Mel went on to say the Council is “getting inundated by emails …. from all over the world about banning GMOs. It's not a banning GMO bill.”
Councilwoman Nadine Nakamura said she hadn't been planning to make a statement, but “I would like to echo everything Mel said.”
Councilman Tim Bynum, who co-sponsored the bill, said he's spent the last 10 years getting educated about pesticides and GMOs. He said the chemical/seed companies are not engaging in production agriculture because they don't produce a commodity that's sold. “It's agricultural research practices, which are entirely different.” While he has “no doubt they put safety first” because the companies are run by scientists, and “they're very meticulous,” research fields are sprayed two or three times more frequently than production ag fields.
“What would you say if I told you they were spraying on Kauai 240 days out of the year?” Tim also said that kamaaina ag producers are being kicked off the land in favor of seed companies. This is the most important bill that's ever come before Kauai," he said, urging people to get involved.
Council Chair Jay Furfaro said, “I see myself as an exceptional steward of this place,” and he does it for his grandchildren and future generations. “Let's have an open dialogue and know that there are restrictions within the political subdivisions of Kauai that limits what we can do.”
The Council, meeting in committee, then questioned attorneys for Pioneer and Syngenta, as well as Earthjustice attorney Paul Achitoff. The private attorneys said the bill would be tossed out because some provisions are ambiguous and vague and others constitute an illegal taking. Paul disagreed, and said the U.S. Supreme Court “decided 30 years ago that counties do have the right to enact ordinances that restrict pesticide uses.”
Pioneer attorney John Hoshibata said, “The moratorium is going to kill the seed companies, and that's clear as day.”
Added Syngenta attorney Paul Alston, “Bear in mind it won't destroy Pioneer and Syngenta. It will destroy Kauai as a viable location for these kinds of activities.”

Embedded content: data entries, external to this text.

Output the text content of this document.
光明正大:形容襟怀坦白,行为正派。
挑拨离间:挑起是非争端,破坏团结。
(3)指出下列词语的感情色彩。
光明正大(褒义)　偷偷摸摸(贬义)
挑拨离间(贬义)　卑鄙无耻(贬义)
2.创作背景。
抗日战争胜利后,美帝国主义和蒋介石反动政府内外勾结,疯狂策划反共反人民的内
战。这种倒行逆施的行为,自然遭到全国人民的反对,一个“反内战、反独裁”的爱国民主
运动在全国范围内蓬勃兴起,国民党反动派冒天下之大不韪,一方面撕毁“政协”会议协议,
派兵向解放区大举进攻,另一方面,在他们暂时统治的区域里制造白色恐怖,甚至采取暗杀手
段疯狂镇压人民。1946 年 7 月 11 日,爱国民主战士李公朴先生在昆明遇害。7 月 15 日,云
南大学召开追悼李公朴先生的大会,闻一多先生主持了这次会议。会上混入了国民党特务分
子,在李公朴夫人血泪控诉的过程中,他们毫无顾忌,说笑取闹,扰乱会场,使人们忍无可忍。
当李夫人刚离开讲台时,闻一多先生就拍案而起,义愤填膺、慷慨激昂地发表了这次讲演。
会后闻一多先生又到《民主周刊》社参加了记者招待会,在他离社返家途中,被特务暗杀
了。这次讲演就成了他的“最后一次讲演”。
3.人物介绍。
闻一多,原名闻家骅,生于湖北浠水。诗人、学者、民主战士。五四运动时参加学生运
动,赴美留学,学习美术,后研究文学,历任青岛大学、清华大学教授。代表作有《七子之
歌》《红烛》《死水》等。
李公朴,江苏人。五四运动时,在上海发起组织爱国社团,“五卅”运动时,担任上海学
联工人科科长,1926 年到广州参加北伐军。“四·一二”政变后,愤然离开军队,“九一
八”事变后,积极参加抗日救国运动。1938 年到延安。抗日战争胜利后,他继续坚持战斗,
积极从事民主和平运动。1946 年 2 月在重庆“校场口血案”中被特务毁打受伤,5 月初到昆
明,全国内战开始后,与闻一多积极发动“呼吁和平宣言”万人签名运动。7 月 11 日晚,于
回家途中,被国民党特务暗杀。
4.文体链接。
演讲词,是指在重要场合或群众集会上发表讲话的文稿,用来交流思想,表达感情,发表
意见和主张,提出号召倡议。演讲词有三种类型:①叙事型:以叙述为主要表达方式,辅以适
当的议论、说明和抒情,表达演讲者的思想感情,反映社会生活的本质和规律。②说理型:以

The bill states, “There shall be a temporary moratorium on the experimental use and commercial production of genetically modified organisms until such time as the County of Kaua’i has conducted a complete Environmental Impact Statement (EIS) on the health, environmental, and other effects of the production, propagation, or development of genetically modified organisms within the County. The moratorium will further continue until the County has developed and put into place a permitting process sufficient to protect the residents and environment of the County of Kaua’i from any significant effects that may be identified in the Environmental Impact Statement.”
Nadine said she has requested an opinion from the state Attorney General.
“I just wish we could do this without going to court,” Mel said, noting that Kauai shouldn't be the vehicle for deciding case law on this issue.
“We don't have a pot of gold to really challenge the laws and go through a long court battle,” Ross said.